U.S. stocks headed to a lower open, after holiday shoppers gave retailers a weekend of strong sales but investors remained concerned about the European debt crisis.
Ahead of the opening bell, Dow Jones industrial average futures were down 21 points, or 0.1 percent, at 11,008. Standard & Poor's 500 index futures dipped 2 points, or 0.1 percent, to 1,182. Nasdaq 100 index futures slipped 8 points, or 0.4 percent, to 2,139.
The National Retail Federation, a U.S. trade group, estimated that 212 million shoppers visited stores and websites during the first weekend of the holiday season, up from 195 million last year. Online spending also rose more than 14 percent from Thanksgiving Day through Saturday, according to IBM's Coremetrics. A fuller picture on spending will come Thursday when retailers report their November sales figures.
Investors' enthusiasm about the start of the holiday shopping season was tempered by concerns about debt problems in Europe. There, stocks fell after the European Union signed an international agreement Sunday to provide nearly $90-billion (U.S.) in rescue loans for Ireland. Investors still harbour concerns about other European countries, including Portugal and Spain.

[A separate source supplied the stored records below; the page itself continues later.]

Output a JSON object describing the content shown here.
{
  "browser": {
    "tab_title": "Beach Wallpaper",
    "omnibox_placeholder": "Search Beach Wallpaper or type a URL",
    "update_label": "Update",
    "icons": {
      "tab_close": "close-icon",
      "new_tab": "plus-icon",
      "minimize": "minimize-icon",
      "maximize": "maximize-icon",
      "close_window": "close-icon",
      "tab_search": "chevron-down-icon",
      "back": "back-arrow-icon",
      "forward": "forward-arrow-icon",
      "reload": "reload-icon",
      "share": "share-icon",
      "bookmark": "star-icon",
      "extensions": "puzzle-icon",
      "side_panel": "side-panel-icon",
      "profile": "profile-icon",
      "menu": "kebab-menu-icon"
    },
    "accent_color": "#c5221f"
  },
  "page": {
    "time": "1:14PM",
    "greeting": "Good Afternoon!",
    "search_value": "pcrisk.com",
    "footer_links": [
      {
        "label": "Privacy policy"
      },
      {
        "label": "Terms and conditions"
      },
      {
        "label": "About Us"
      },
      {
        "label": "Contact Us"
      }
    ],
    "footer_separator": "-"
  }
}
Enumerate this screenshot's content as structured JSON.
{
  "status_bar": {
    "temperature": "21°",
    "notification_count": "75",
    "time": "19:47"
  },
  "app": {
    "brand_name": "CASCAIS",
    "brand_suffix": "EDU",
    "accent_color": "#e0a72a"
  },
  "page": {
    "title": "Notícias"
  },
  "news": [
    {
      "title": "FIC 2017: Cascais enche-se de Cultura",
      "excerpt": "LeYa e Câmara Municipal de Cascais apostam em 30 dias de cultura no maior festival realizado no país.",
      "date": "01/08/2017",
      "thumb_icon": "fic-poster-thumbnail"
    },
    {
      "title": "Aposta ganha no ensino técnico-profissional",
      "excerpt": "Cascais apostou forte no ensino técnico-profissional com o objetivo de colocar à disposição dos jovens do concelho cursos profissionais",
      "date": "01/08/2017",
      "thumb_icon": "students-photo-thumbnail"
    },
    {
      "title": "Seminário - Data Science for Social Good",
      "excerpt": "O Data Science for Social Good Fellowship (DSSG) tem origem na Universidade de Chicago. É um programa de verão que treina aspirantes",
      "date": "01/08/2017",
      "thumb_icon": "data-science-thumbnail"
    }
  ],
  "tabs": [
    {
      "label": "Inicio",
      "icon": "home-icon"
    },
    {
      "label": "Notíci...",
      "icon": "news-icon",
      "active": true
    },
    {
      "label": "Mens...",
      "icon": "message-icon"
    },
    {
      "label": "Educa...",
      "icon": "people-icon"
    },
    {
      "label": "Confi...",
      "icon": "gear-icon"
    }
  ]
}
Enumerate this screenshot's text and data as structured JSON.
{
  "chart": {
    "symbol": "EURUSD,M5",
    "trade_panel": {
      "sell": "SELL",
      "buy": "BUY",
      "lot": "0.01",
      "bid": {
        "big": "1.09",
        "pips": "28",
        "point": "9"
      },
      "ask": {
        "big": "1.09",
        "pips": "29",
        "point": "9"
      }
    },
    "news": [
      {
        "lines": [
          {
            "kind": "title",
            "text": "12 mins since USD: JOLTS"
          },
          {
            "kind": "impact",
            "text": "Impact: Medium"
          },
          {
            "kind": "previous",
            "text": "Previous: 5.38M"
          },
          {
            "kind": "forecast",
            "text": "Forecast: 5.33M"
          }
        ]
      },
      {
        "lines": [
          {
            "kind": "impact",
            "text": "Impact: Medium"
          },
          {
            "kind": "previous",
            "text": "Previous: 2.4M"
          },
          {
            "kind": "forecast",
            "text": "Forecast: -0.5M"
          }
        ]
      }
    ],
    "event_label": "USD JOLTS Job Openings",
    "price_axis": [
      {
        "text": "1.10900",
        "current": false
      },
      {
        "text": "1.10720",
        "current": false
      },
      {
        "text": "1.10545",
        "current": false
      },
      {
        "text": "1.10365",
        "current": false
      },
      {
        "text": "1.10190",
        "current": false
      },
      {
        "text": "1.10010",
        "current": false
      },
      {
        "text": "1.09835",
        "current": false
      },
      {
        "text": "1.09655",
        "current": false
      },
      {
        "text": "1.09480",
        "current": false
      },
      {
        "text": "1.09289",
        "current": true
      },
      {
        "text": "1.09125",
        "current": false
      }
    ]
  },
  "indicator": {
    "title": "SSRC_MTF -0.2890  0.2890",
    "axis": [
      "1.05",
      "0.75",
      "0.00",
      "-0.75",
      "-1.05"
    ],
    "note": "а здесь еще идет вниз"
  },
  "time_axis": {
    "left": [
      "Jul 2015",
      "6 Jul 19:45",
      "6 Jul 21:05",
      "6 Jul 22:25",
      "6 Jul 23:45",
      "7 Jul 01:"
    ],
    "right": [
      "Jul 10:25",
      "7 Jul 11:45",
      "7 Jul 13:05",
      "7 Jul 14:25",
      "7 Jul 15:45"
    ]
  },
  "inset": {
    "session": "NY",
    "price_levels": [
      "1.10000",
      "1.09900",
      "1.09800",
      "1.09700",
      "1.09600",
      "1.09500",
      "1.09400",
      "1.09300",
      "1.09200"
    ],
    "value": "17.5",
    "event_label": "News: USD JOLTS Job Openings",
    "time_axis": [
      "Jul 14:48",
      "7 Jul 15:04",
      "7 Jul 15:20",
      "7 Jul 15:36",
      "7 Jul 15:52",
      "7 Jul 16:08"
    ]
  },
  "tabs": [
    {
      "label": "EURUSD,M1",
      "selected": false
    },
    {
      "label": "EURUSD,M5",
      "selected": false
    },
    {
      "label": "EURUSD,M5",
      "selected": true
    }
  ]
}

In London, the FTSE 100 was down 1 percent. In Tokyo earlier, the Nikkei 225 average rose 1 percent.
Oil prices rose to near $85 a barrel. The euro fell to a fresh two-month low of $1.3181, as investors looked past the rescue package for Ireland to debt problems in other peripheral euro zone economies and sold the currency on any bounce. Gold eased below $1,360 an ounce to $1,359.59.